Une attaque des plus graves à l’encontre du sport en France

Monsieur le président, madame la ministre, mes chers collègues, l’accord trouvé en commission mixte paritaire hier ne modifie que très peu le fond du texte. Celui-ci conserve donc la plupart de ses travers.

Mon groupe, comme la plupart des autres groupes, a déjà eu l’occasion de souligner à quel point la création de l’Agence nationale du sport a été menée de façon cavalière, ignorant notamment le rôle de la représentation nationale.

Alors que l’Agence est en fonction depuis plusieurs mois, les dispositions relatives à sa création ont été intégrées au texte, dont les mesures sont légitimes et auxquelles nous sommes favorables, concernant l’organisation des jeux Olympiques et Paralympiques à Paris. Il s’agit de sécuriser juridiquement l’Agence, alors même qu’elle fait déjà l’objet de nombreuses contestations, y compris sur le plan juridique.

Au travers de la création de cette agence, c’est plus généralement le modèle que vous dessinez pour le sport français dont il est question. Il n’a malheureusement pas été modifié par les discussions parlementaires. Pourtant, il a de quoi inquiéter. Il inquiète d’ailleurs au plus haut point le mouvement sportif, mobilisé d’une manière inédite. Nous sommes très loin, madame la ministre, du plébiscite que vous venez d’évoquer !

C’est bien la fin du modèle français, avec un État porteur d’une politique publique du sport, depuis l’encadrement des pratiques populaires jusqu’au haut niveau, qui est en jeu.

La création de l’Agence nationale du sport, qui remplacera petit à petit un ministère en voie d’effacement, constitue non seulement désormais le cœur de ce texte, mais aussi une attaque des plus graves à l’encontre du sport en France.

Il s’agit en effet d’une délégation pleine et entière des prérogatives du ministère des sports à un partenaire extérieur à l’État, composé pour partie d’acteurs privés.

Vous avez beau répéter publiquement, madame la ministre, que les missions de cette agence visent seulement à compléter les prérogatives de votre ministère, tout le monde comprend bien que l’arrêt mort d’un véritable ministère des sports est signé.

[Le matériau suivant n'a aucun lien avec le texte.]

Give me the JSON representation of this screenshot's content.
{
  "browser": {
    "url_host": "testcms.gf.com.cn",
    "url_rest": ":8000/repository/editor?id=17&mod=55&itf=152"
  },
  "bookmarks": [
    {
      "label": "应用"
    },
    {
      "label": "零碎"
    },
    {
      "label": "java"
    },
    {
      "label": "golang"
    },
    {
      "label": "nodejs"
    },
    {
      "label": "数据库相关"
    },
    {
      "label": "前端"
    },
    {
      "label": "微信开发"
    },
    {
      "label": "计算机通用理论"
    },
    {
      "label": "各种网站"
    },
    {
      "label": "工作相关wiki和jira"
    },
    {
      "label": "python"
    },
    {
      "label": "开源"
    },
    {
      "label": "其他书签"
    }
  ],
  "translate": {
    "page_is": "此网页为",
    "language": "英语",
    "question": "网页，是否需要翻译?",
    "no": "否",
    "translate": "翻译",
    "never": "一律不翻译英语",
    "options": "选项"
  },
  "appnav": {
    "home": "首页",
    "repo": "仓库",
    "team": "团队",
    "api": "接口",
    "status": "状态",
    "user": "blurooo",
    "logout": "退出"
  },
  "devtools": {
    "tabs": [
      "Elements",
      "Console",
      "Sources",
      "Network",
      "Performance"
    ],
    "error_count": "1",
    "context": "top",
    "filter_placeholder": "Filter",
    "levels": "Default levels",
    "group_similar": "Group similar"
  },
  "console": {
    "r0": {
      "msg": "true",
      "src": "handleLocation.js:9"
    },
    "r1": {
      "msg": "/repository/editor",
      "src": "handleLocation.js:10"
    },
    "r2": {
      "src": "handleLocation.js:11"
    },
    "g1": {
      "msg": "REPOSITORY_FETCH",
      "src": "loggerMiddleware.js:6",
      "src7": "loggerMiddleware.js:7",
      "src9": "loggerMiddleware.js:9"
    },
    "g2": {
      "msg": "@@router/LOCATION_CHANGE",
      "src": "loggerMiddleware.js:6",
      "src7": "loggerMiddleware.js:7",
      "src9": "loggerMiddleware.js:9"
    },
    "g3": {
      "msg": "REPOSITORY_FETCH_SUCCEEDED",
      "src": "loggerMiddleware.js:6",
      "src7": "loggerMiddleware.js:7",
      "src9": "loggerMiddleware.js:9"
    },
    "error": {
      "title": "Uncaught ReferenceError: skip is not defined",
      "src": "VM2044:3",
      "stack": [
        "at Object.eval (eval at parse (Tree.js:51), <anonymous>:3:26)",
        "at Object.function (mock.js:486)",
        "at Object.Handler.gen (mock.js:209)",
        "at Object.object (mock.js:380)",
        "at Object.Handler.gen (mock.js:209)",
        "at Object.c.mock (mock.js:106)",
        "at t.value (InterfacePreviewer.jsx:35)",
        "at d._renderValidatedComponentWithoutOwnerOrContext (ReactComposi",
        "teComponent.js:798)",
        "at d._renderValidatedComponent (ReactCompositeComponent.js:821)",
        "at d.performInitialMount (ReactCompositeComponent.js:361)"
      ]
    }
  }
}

Les inspecteurs généraux de la jeunesse et des sports, qui ont réclamé la suspension de l’Agence devant le Conseil d’État – fait inédit –, ne s’y sont pas trompés.

Je me permets de rappeler que la décision du Conseil d’État, qui a refusé de considérer leur recours comme relevant d’une urgence, n’est qu’une décision de forme, le Conseil n’ayant en aucun cas statué sur le fond.

En revanche, le même Conseil d’État a déjà rappelé que la forme de groupement d’intérêt public ne pouvait être que transitoire et qu’elle est incompatible sur le long terme avec la notion de service public.

Le bouleversement catastrophique que vous avez voulu pour le modèle, pourtant efficace et reconnu, du sport français, est donc bien en marche. Commencé depuis plusieurs années, comme en témoignent les baisses de budget constantes de votre ministère, c’est sous votre responsabilité qu’il sera entériné. Triste palmarès !

Le détachement d’office des conseillers techniques sportifs aux fédérations, qui constituait une autre étape importante de cette dynamique, a fort heureusement été écarté du texte de transformation de la fonction publique, ce dont nous nous félicitons.

Nous nous réjouissons également que leur rattachement à l’Agence nationale du sport, lequel se présentait comme un remède qui aurait pu s’avérer pire que le mal, ait été retiré de ce texte final. C’est là une avancée qu’il convient de souligner, tant ces projets inconsidérés mettent le sport français en très grand danger.

Bien sûr, nous resterons extrêmement vigilants s’agissant des conclusions de la mission Cucherat-Resplandy-Bernard sur l’avenir des CTS et des décisions qui pourraient en découler.

Nous continuerons de la même manière à combattre tout désengagement de l’État et toute forme de privatisation du sport français. Nous défendrons au contraire le sport populaire, celui qui fédère le peuple français, celui qui est au cœur de la cohésion de nos territoires, celui pour lequel tant nos concitoyens donnent de leur temps. Il est indissociable du sport de haut niveau, qui bénéficie, lui aussi, de notre modèle sportif, lequel a depuis longtemps fait ses preuves.

Enfin, la complexification de l’organisation du sport français risque de conduire à ce que je qualifierais d’« usine à gaz ». C’est ce que ce texte institue, alors même que les élus locaux – nos collègues le savent très bien ici – réclament à cor et à cri qu’on leur simplifie la vie.